Break with the past

Jackie Gillies in front of the Williams Cottage just before stepping down as trust chair last...
Jackie Gillies in front of the Williams Cottage just before stepping down as trust chair last week. PHOTO: PHILIP CHANDLER
A former local who spearheaded the restoration of Queenstown’s oldest house has stepped down after 30 years’ chairing the trust that owns the building.

Retired heritage architect Jackie Gillies, who moved to Auckland almost two years ago, first helped save the 1864 Williams Cottage, fronting Queenstown Bay, from demolition.

Her Queenstown Heritage Trust, formed in 1994, then raised $200,000 to buy half the land — "in order to preserve it, we realised we had to buy it".

The council, persuaded by Gillies’ husband, lawyer Warwick Goldsmith, who happened to be its planning committee chairman, contributed the other half of the purchase price.

The trust then fundraised another $176,000 to restore the cottage, which had fallen into disrepair.
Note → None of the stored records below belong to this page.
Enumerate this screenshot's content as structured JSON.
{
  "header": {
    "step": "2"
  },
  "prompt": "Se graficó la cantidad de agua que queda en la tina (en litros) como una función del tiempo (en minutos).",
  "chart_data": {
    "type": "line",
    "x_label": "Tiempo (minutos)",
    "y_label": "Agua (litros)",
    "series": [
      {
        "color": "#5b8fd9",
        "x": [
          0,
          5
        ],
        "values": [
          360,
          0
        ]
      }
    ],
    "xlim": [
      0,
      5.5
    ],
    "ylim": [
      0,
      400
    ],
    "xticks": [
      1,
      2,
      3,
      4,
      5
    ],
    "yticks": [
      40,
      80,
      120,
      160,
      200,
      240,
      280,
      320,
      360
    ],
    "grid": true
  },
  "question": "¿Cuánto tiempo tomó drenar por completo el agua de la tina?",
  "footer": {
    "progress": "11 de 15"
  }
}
Gillies, who’d fallen in love with old buildings when growing up in England, says after arriving in Queenstown in 1988 "I started breaking in the back door to poke around and have a look".

"This place is like my first child," she says.

Unfortunately, in 1999, just two years after the refurb, Queenstown suffered a record flood and the cottage was completely inundated, so it had to be restored again.

"It was heartbreaking," she says.

In more recent times, the cottage’s future’s been secured as it’s been earthquake-strengthened and had sprinklers added to fire-proof it.

The trust leases it out to afford the cost of maintenance, rates and insurance.

Gillies says they’re indebted to current tenant, Vesta gift store owner Tracie McVicar, for allowing the trust to hang interpretation panels in the front parlour room.

Having stepped down at last week’s AGM, Gillies’ role has now been taken by local lawyer Kerry O’Connell, who was already a trustee.